On Jan 1st 1999 a new currency was officially born: the Euro. It was the result of the efforts of most members of the European Union aiming to create a single currency to foster growth in the area, be strong against market storms and cut down on banking costs. That day the exchange rate with respect to the 11 initial participating currencies was set in stone and the European Central Bank took control. For three years the Euro remained something untangible, but on Jan 1st 2002 actual coins and notes were circulated and the now obsolete national money retired.
I remember that day when we started to convert our money. Paying in Lira and getting back change in Euro was a little mess but also fun. Luckily enough the confusion only lasted for one month and then almost everybody was quickly up to speed doing math with the new coins. Due to the roundings and the psychological effect there’s been a period of hidden inflation, with prices rounded up but then our economy became stronger and the inflation was kept very low.
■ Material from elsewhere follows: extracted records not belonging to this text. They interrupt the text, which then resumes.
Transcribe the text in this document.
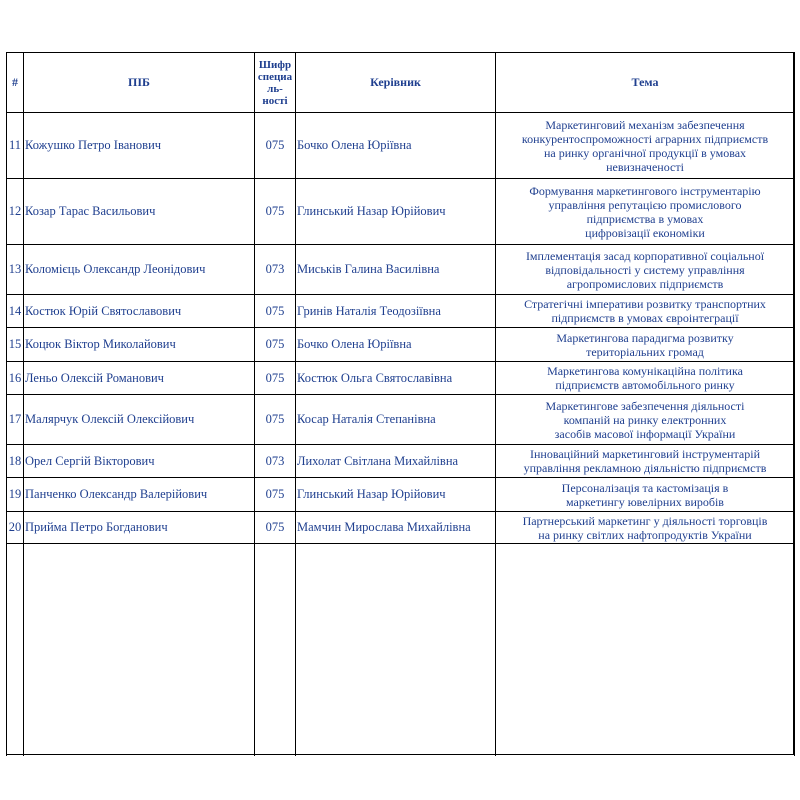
#	ПІБ	Шифр
специа
ль-
ності	Керівник	Тема
11	Кожушко Петро Іванович	075	Бочко Олена Юріївна	Маркетинговий механізм забезпечення
конкурентоспроможності аграрних підприємств
на ринку органічної продукції в умовах
невизначеності
12	Козар Тарас Васильович	075	Глинський Назар Юрійович	Формування маркетингового інструментарію
управління репутацією промислового
підприємства в умовах
цифровізації економіки
13	Коломієць Олександр Леонідович	073	Миськів Галина Василівна	Імплементація засад корпоративної соціальної
відповідальності у систему управління
агропромислових підприємств
14	Костюк Юрій Святославович	075	Гринів Наталія Теодозіївна	Стратегічні імперативи розвитку транспортних
підприємств в умовах євроінтеграції
15	Коцюк Віктор Миколайович	075	Бочко Олена Юріївна	Маркетингова парадигма розвитку
територіальних громад
16	Леньо Олексій Романович	075	Костюк Ольга Святославівна	Маркетингова комунікаційна політика
підприємств автомобільного ринку
17	Малярчук Олексій Олексійович	075	Косар Наталія Степанівна	Маркетингове забезпечення діяльності
компаній на ринку електронних
засобів масової інформації України
18	Орел Сергій Вікторович	073	Лихолат Світлана Михайлівна	Інноваційний маркетинговий інструментарій
управління рекламною діяльністю підприємств
19	Панченко Олександр Валерійович	075	Глинський Назар Юрійович	Персоналізація та кастомізація в
маркетингу ювелірних виробів
20	Прийма Петро Богданович	075	Мамчин Мирослава Михайлівна	Партнерський маркетинг у діяльності торговців
на ринку світлих нафтопродуктів України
People was able to get loans as low as 2.5% interest rate, something unheard of in this part of the world.
Initially the Euro was weak, declining from $1.16 down to $0.82, but soon after that it started a slow but steady recovery that this year culminated in a peak at $1,60. Even during the current credit crunch crisis, our currency is stable. Nations like Sweden, Denmark and The United Kingdom chose to stay out of the game to maintain control over their own monetary policy but now they are changing their minds, as they see their currency plunge. The British Pound in particular is sinking quickly and almost down to parity. More countries, especially in the Eastern Europe are now trying to join the club and don’t forget the Euro is now popular even in New York. All in all we can certainly say the Euro delivered.
I’ve never been so happy to live in the Eurozone!